It’s not only people like George Bush and Herbert Hoover who have distorted the meaning of capitalism (by pretending they supported it while in office). Quite often (if not each and every time) those in the media also get it wrong. One example was the 2009 film by Michael Moore entitled, Capitalism: A Love Story.
As Sheldon Richman of FEE explains in his article Frustrating Michael Moore, the term capitalism (when used to refer to free markets) is not used correctly. What Moore is discussing is what Richman refers to as “State Capitalism”, or what I have heard referred to as, “Crony Capitalism”. He says that he’s right to denounce many of the things he does, including, “…banks engaging in wild speculation without concern for the risk, taxpayer bailouts for banks and other businesses, cozy relations between Wall Street and Washington, politicians getting favors from companies that want benefits from government, and big institutions pushing less powerful individuals around.” However, as Richman points out, this is not the free market as argued by Moore. Richman also brings up the point that many “free market advocates” claim that we live in a capitalist system (including George Bush), despite the massive amounts of regulation, spending and intervention that take place. When that is the case, are we really surprised when people like Moore confuse the term?

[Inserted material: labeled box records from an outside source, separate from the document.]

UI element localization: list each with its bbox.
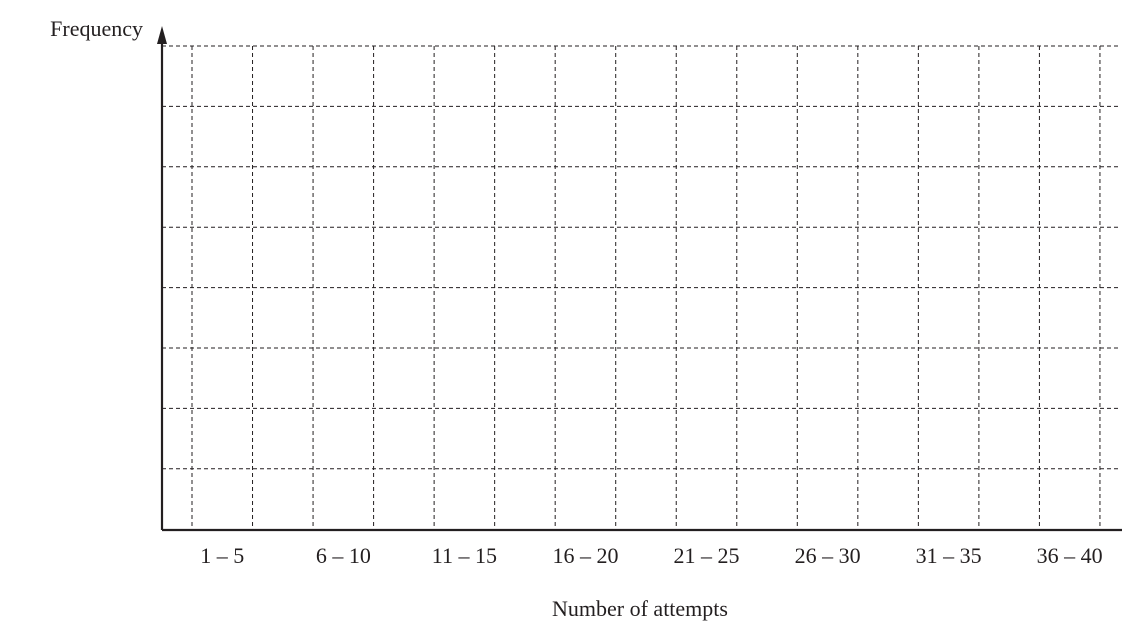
y-axis-arrow	[157, 26, 167, 44]
x-tick-label: 6 – 10	[316, 543, 371, 568]
x-tick-label: 26 – 30	[795, 543, 861, 568]
x-tick-label: 11 – 15	[432, 543, 497, 568]
y-axis-label: Frequency	[50, 16, 143, 41]
x-tick-label: 1 – 5	[200, 543, 244, 568]
x-axis-label: Number of attempts	[552, 596, 728, 621]
x-tick-label: 31 – 35	[916, 543, 982, 568]
x-tick-label: 21 – 25	[674, 543, 740, 568]
x-tick-label: 36 – 40	[1037, 543, 1103, 568]
grid	[162, 45, 1118, 530]
x-tick-label: 16 – 20	[552, 543, 618, 568]
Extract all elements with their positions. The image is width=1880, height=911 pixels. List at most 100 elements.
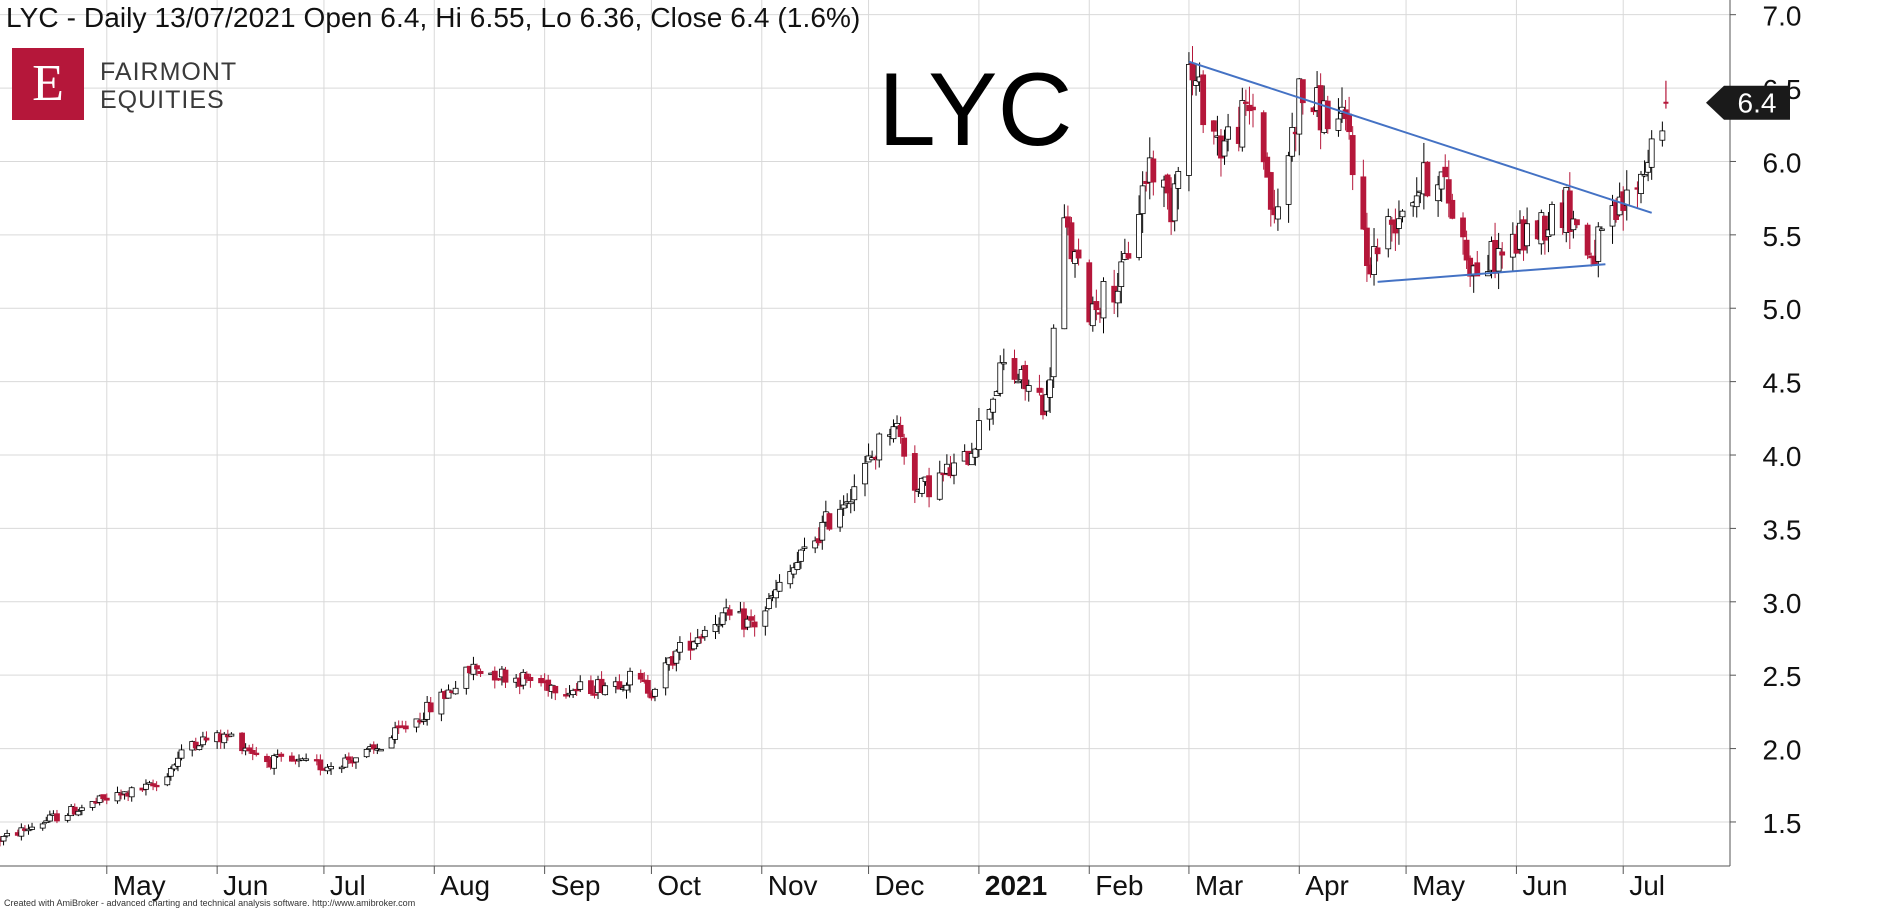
candle-down (815, 538, 822, 544)
candle-up (1225, 126, 1231, 140)
x-tick-label: Mar (1195, 870, 1243, 901)
candle-down (591, 693, 598, 696)
candle-up (342, 757, 349, 768)
y-tick-label: 1.5 (1763, 808, 1802, 839)
candle-up (0, 836, 7, 842)
candle-up (388, 737, 395, 749)
candle-down (637, 672, 644, 680)
chart-header: LYC - Daily 13/07/2021 Open 6.4, Hi 6.55… (6, 2, 861, 33)
candle-up (570, 689, 577, 695)
candle-down (1260, 112, 1267, 163)
candle-down (491, 670, 498, 681)
candle-up (114, 792, 121, 802)
x-tick-label: Feb (1095, 870, 1143, 901)
candle-up (976, 420, 982, 451)
candle-up (1186, 64, 1192, 176)
candle-up (951, 462, 957, 476)
candle-up (39, 823, 46, 829)
candle-down (1460, 217, 1466, 238)
candle-up (1047, 379, 1054, 398)
gridlines (0, 0, 1730, 866)
candle-down (588, 680, 594, 695)
candle-up (1285, 155, 1292, 205)
candle-down (826, 513, 833, 530)
candle-up (1435, 184, 1442, 202)
candle-down (1574, 219, 1580, 226)
candle-up (1221, 140, 1228, 157)
candle-up (691, 641, 698, 650)
candle-down (345, 756, 352, 761)
candle-down (1036, 387, 1043, 393)
candlesticks (0, 46, 1669, 847)
y-tick-label: 7.0 (1763, 1, 1802, 32)
ticker-label: LYC (878, 52, 1073, 168)
x-tick-label: Jun (1522, 870, 1567, 901)
candle-down (523, 673, 530, 680)
candle-up (164, 776, 171, 786)
y-tick-label: 3.5 (1763, 514, 1802, 545)
candle-down (153, 784, 160, 788)
candle-down (1324, 100, 1331, 130)
candle-down (1264, 156, 1271, 178)
candle-down (1125, 253, 1132, 259)
candle-up (652, 688, 658, 697)
candle-up (716, 623, 722, 627)
candle-down (1346, 113, 1353, 133)
candle-up (773, 589, 779, 599)
candle-down (1541, 215, 1548, 241)
candle-up (1289, 127, 1296, 157)
candle-up (1595, 226, 1602, 262)
candle-down (1299, 79, 1306, 104)
candle-down (1242, 101, 1249, 104)
candle-up (438, 691, 445, 715)
candle-down (1499, 251, 1506, 256)
candle-up (812, 540, 819, 549)
candle-down (1200, 74, 1207, 126)
last-price-marker: 6.4 (1706, 85, 1790, 120)
candle-down (1150, 158, 1157, 183)
candle-up (847, 501, 854, 505)
candle-down (54, 813, 60, 822)
candle-up (46, 814, 53, 822)
x-tick-label: May (113, 870, 166, 901)
trendline-lower (1377, 263, 1606, 283)
candle-up (765, 598, 772, 610)
candle-up (18, 827, 25, 837)
candle-down (698, 636, 705, 639)
candle-up (1371, 246, 1377, 275)
candle-up (1025, 385, 1032, 392)
x-tick-label: Jul (1629, 870, 1665, 901)
candle-up (1089, 303, 1096, 327)
candle-up (445, 689, 452, 699)
candle-up (221, 733, 228, 744)
candle-down (1445, 179, 1452, 204)
candle-up (840, 504, 847, 509)
candle-down (1442, 166, 1449, 178)
candle-up (196, 745, 203, 751)
candle-up (43, 820, 50, 823)
candle-up (1275, 206, 1281, 220)
candle-up (1438, 171, 1445, 190)
x-tick-label: Oct (657, 870, 701, 901)
candle-up (1239, 100, 1246, 148)
candle-down (751, 621, 758, 628)
candle-up (862, 462, 868, 485)
fairmont-logo: E FAIRMONT EQUITIES (12, 48, 236, 120)
candle-up (794, 562, 801, 570)
candle-down (1424, 161, 1431, 197)
candle-down (616, 681, 623, 690)
candle-up (175, 757, 181, 767)
candle-down (901, 437, 908, 457)
candle-down (1075, 249, 1082, 259)
candle-up (1015, 380, 1021, 384)
candle-up (676, 642, 683, 653)
candle-down (1267, 172, 1274, 210)
candle-down (897, 424, 904, 438)
candle-up (1549, 203, 1555, 236)
candle-up (167, 768, 174, 777)
candle-up (577, 681, 584, 690)
last-price-badge (1706, 85, 1790, 120)
footer-credit: Created with AmiBroker - advanced charti… (4, 898, 416, 908)
candle-up (271, 755, 277, 769)
candle-up (694, 637, 701, 644)
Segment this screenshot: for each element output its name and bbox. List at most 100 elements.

Michael Moore not only misrepresents the meaning of free market capitalism in his movie, but he also seems to misrepresent himself with his actions. As discovered by the Michigan-based Mackinac Center for Public Policy, Michael Moore’s movie qualified for a tax refund for the movie producers of up to 42% of their spending in the state. This of course comes at the expense of tax payers, whom Moore claims to fight for. According to Mackinac, “This lavish provision means a studio can easily receive more from Michigan taxpayers than it pays in Michigan taxes.” While Moore was at first against this, he soon became silent after he decided to go ahead with the movie. So much for “the little guy”.